Thomas Grund wird "linke Zecke” genannt. Woche für Woche ziehen die Rechten vor dem Haus auf, bilden Spalier, wenn Jugendliche an den Konzerten teilnehmen wollen. Grund begleitet Teilnehmer, damit sie sicher nach Hause kommen. Zu diesem Zeitpunkt lässt Grund die Rechten nicht mehr ins Haus. Irgendwann hörte der Terror auf.

"Ich bin davon ausgegangen, die haben hier keine Chance, die haben sich irgendwo ins Ausland abgesetzt. Über Holland irgendwo nach Schweden, wo ja die rechte Szene noch mal einen ganz anderen Stellenwert hat und sich ganz anders entfalten kann als in Deutschland, wo man gut untertauchen kann, also davon bin ich felsenfest ausgegangen bis zu diesem Tag X, als das aufflog, dass die doch nicht untergetaucht sind."

Fahndungsfotos der Mitglieder der sog. Zwickauer Zelle: Beate Zschäpe, Uwe Böhnhardt und Uwe Mundlos (v.l.).
Fahndungsfotos der Mitglieder der sog. Zwickauer Zelle: Beate Zschäpe, Uwe Böhnhardt und Uwe Mundlos (v.l.).© picture alliance / dpa /Frank Doebert
"Warum haben die die Kurve nicht bekommen?"
Als am 11.11.2011 offenbar wird, dass das Terror-Trio gemordet und Banken ausgeraubt hat, organisiert Thomas Grund ein Treffen von "Ehemaligen”. Leute, die in der Wendezeit achtzehn, neunzehn oder zwanzig Jahre alt waren, reden darüber, wie sie die Zeit empfunden haben. Sie waren eine Zeit lang Weggefährten von mindestens zwei der späteren Täter. Die Neunziger: "Jetzt ging doch alles. Wer wollte, konnte studieren, konnte reisen, konnte dies oder das kaufen - weggehen ... was sollte das? Warum haben die die Kurve nicht bekommen?” Sagt einer.
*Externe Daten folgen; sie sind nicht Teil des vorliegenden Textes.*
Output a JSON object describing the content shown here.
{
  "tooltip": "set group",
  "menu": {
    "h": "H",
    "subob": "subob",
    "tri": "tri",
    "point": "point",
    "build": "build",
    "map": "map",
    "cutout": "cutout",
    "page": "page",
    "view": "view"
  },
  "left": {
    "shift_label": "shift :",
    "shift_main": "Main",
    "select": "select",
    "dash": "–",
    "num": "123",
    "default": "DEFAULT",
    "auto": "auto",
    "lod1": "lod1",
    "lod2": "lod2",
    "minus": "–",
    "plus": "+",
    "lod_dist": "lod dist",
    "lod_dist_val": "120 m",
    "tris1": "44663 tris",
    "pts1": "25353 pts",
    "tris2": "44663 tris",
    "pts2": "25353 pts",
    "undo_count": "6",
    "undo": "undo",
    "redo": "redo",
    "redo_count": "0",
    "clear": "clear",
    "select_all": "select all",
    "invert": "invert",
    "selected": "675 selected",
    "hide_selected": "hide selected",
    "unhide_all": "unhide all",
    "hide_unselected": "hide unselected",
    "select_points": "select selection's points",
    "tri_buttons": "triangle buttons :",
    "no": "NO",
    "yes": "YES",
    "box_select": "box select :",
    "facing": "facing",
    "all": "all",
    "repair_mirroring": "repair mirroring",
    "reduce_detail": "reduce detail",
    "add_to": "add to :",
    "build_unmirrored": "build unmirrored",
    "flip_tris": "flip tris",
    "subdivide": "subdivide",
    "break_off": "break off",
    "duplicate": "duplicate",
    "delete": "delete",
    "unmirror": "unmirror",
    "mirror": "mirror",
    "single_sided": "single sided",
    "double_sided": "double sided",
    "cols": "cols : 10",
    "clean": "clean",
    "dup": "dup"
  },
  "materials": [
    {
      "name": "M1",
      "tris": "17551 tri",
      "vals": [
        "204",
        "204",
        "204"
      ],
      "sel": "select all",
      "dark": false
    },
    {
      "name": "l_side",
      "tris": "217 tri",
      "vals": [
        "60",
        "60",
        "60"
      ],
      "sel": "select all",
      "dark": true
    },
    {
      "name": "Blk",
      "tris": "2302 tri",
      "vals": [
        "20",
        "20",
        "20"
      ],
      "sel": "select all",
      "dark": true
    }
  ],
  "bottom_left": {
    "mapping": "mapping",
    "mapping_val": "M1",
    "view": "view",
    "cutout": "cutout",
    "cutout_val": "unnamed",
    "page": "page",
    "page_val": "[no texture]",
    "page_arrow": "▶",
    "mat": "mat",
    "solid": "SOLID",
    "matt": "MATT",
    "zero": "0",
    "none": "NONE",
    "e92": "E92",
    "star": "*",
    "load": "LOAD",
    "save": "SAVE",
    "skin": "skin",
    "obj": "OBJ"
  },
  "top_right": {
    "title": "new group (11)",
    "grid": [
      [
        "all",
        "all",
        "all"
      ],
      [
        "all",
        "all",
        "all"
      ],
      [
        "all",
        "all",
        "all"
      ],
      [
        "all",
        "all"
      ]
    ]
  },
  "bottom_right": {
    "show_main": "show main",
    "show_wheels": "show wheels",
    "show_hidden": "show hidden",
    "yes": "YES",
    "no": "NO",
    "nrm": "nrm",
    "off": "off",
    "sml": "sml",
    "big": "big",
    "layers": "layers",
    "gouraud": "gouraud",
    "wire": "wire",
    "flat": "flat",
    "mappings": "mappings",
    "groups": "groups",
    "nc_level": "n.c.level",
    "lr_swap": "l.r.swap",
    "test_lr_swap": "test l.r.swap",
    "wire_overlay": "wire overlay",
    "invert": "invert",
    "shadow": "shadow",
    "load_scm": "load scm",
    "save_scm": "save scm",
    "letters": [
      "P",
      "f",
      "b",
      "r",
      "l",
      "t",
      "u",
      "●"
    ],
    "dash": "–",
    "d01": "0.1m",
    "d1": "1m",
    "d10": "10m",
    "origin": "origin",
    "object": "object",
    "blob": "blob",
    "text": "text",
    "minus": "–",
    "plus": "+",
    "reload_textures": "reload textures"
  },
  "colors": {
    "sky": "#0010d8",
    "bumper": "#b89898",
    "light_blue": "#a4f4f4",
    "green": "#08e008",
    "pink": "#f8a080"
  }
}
Auf youtube können diese Gespräche angehört werden unter dem Stichwort "Krachi”. Eine andere Gruppe Jugendlicher geht mit der Videokamera zu den Eltern Böhnhardts. Am Ende weint die Interviewerin. Zu Hause der liebe Junge, sagten die Eltern.
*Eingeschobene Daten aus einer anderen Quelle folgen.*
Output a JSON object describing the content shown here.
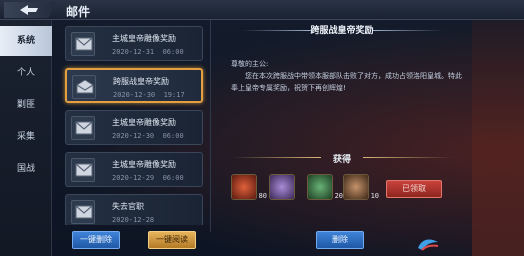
{
  "window": {
    "title": "邮件"
  },
  "tabs": [
    {
      "label": "系统",
      "active": true
    },
    {
      "label": "个人",
      "active": false
    },
    {
      "label": "剿匪",
      "active": false
    },
    {
      "label": "采集",
      "active": false
    },
    {
      "label": "国战",
      "active": false
    }
  ],
  "mails": [
    {
      "title": "主城皇帝雕像奖励",
      "date": "2020-12-31",
      "time": "06:00",
      "selected": false
    },
    {
      "title": "跨服战皇帝奖励",
      "date": "2020-12-30",
      "time": "19:17",
      "selected": true
    },
    {
      "title": "主城皇帝雕像奖励",
      "date": "2020-12-30",
      "time": "06:00",
      "selected": false
    },
    {
      "title": "主城皇帝雕像奖励",
      "date": "2020-12-29",
      "time": "06:00",
      "selected": false
    },
    {
      "title": "失去官职",
      "date": "2020-12-28",
      "time": "",
      "selected": false
    }
  ],
  "detail": {
    "title": "跨服战皇帝奖励",
    "greeting": "尊敬的主公:",
    "message": "您在本次跨服战中带领本服部队击败了对方，成功占领洛阳皇城。特此奉上皇帝专属奖励，祝贺下再创辉煌!",
    "obtain_label": "获得",
    "rewards": [
      {
        "icon": "fire-orb-icon",
        "count": "80",
        "color": "#d04a2c"
      },
      {
        "icon": "treasure-chest-icon",
        "count": "",
        "color": "#7a5aa8"
      },
      {
        "icon": "scroll-icon",
        "count": "20",
        "color": "#3f8a4a"
      },
      {
        "icon": "general-portrait-icon",
        "count": "10",
        "color": "#9a6a40"
      }
    ],
    "claimed_label": "已领取"
  },
  "toolbar": {
    "delete_all_label": "一键删除",
    "read_all_label": "一键阅读",
    "delete_label": "删除"
  }
}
"Also, als die Nachricht kam, dass die in Deutschland gelebt haben seit ihrem Abtauchen 98, war mir klar, das ist ohne die Hilfe von ganz wichtigen Leuten, ist das nicht machbar. Geht nicht. Mit Sicherheit auch aus höheren Stellen, von Behörden, die in der Lage sind, so einen Schleier über bestimmte Dinge zu legen, wo dann keiner was mitkriegt."
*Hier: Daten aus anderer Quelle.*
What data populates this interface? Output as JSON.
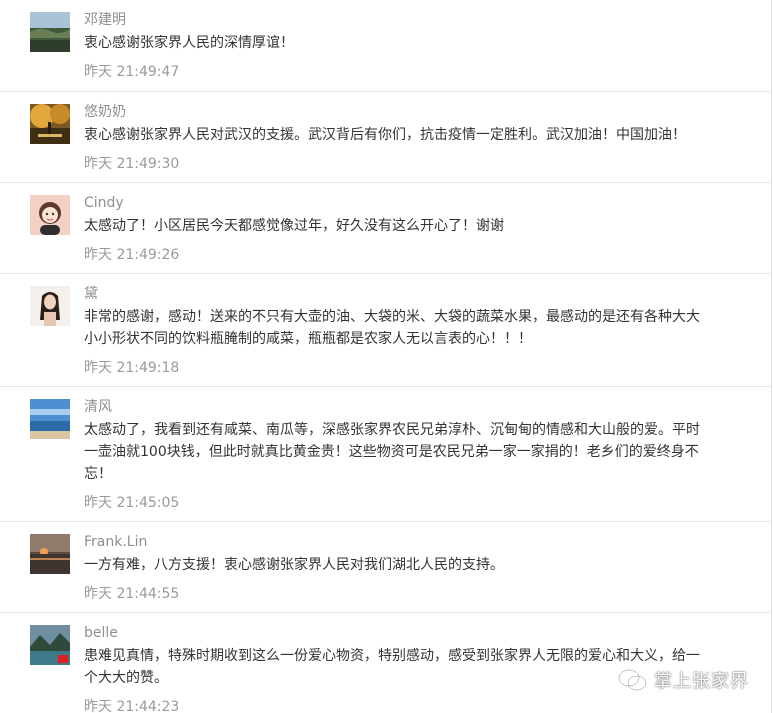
{
  "comments": [
    {
      "nickname": "邓建明",
      "avatar": "landscape-avatar",
      "content": "衷心感谢张家界人民的深情厚谊！",
      "time": "昨天 21:49:47"
    },
    {
      "nickname": "悠奶奶",
      "avatar": "autumn-trees-avatar",
      "content": "衷心感谢张家界人民对武汉的支援。武汉背后有你们，抗击疫情一定胜利。武汉加油！中国加油！",
      "time": "昨天 21:49:30"
    },
    {
      "nickname": "Cindy",
      "avatar": "cartoon-girl-avatar",
      "content": "太感动了！小区居民今天都感觉像过年，好久没有这么开心了！谢谢",
      "time": "昨天 21:49:26"
    },
    {
      "nickname": "黛",
      "avatar": "woman-portrait-avatar",
      "content": "非常的感谢，感动！送来的不只有大壶的油、大袋的米、大袋的蔬菜水果，最感动的是还有各种大大小小形状不同的饮料瓶腌制的咸菜，瓶瓶都是农家人无以言表的心！！！",
      "time": "昨天 21:49:18"
    },
    {
      "nickname": "清风",
      "avatar": "seascape-avatar",
      "content": "太感动了，我看到还有咸菜、南瓜等，深感张家界农民兄弟淳朴、沉甸甸的情感和大山般的爱。平时一壶油就100块钱，但此时就真比黄金贵！这些物资可是农民兄弟一家一家捐的！老乡们的爱终身不忘！",
      "time": "昨天 21:45:05"
    },
    {
      "nickname": "Frank.Lin",
      "avatar": "sunset-avatar",
      "content": "一方有难，八方支援！衷心感谢张家界人民对我们湖北人民的支持。",
      "time": "昨天 21:44:55"
    },
    {
      "nickname": "belle",
      "avatar": "lake-mountain-avatar",
      "content": "患难见真情，特殊时期收到这么一份爱心物资，特别感动，感受到张家界人无限的爱心和大义，给一个大大的赞。",
      "time": "昨天 21:44:23"
    }
  ],
  "watermark": {
    "text": "掌上张家界",
    "icon": "wechat-icon"
  }
}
Thomas Grund begreift Soziale Arbeit als Unterstützung junger Leute bei Selbstorganisation, bei Irrtümern, bei Fehlern. Wo muss die Grenze gezogen werden? Über dem Eingang zur Jungen Gemeinde der Evangelischen Kirche in Jena ist der Satz zu lesen: "Sie kamen von hier”.